Friday, Aug. 18, 1967
Lyndon's Low
THE PRESIDENCY
"If I got to believing all the things that had been written about me," Lyn don Johnson told an aide last week, "I would pack my suitcase and go home."
What is being written -- and said -- is that unless there is a decided upturn in his fortunes before November 1968, Johnson may have to pack that suit case. Between unrest over urban upheaval, the war and the need to raise taxes, the President's popularity has shriveled almost to the vanishing point.

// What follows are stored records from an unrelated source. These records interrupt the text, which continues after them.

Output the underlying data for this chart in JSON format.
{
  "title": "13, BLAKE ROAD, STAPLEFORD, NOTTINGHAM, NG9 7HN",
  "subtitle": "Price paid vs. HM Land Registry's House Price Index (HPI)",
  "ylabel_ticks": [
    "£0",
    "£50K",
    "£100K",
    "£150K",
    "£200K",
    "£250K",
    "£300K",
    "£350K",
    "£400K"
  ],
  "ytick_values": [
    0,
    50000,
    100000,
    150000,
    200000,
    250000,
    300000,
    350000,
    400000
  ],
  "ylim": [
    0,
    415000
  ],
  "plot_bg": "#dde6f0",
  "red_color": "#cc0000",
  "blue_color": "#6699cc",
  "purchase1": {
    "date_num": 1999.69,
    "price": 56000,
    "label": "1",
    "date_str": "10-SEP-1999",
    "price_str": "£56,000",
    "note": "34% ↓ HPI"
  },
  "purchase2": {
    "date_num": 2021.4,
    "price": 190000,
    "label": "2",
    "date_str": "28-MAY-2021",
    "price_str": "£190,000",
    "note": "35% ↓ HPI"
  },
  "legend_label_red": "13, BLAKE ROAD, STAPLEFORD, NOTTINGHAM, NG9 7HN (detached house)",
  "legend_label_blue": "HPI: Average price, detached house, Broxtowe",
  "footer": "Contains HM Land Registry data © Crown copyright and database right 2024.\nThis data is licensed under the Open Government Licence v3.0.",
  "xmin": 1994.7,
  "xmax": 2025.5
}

One Gallup poll last week found that 53% of the electorate think the Republicans have a good chance of winning the presidency in 1968. Another Gallup report and the Louis Harris poll agreed that the percentage of Americans who approve of Johnson's conduct in office is down to 39%, the lowest figure any President has scored in the Gallup sampling since Harry Truman's 31% in 1952. For Johnson, the popularity tumble was rapid. After his June meeting at Glassboro with Soviet Premier Aleksei Kosygin, he enjoyed a 52% approval rating according to Gallup, 58% according to Harris.
The swift change indicates the fickle nature of popularity. The figures by themselves prove little 15 months before Election Day, but they are a symptom of Johnson's deep political troubles. The wars, Asian and urban, and such of their echoes as higher taxes, are not likely to disappear soon, and Congress shows little willingness to ease the Administration's difficulties. Top Democrats are openly perturbed. "I can't say things have been worse," says one National Committee official. Michigan's state party chairman, Zolton Ferency, predicts a Johnson defeat next year if Viet Nam and racial violence "are still with us and being badly handled by the President."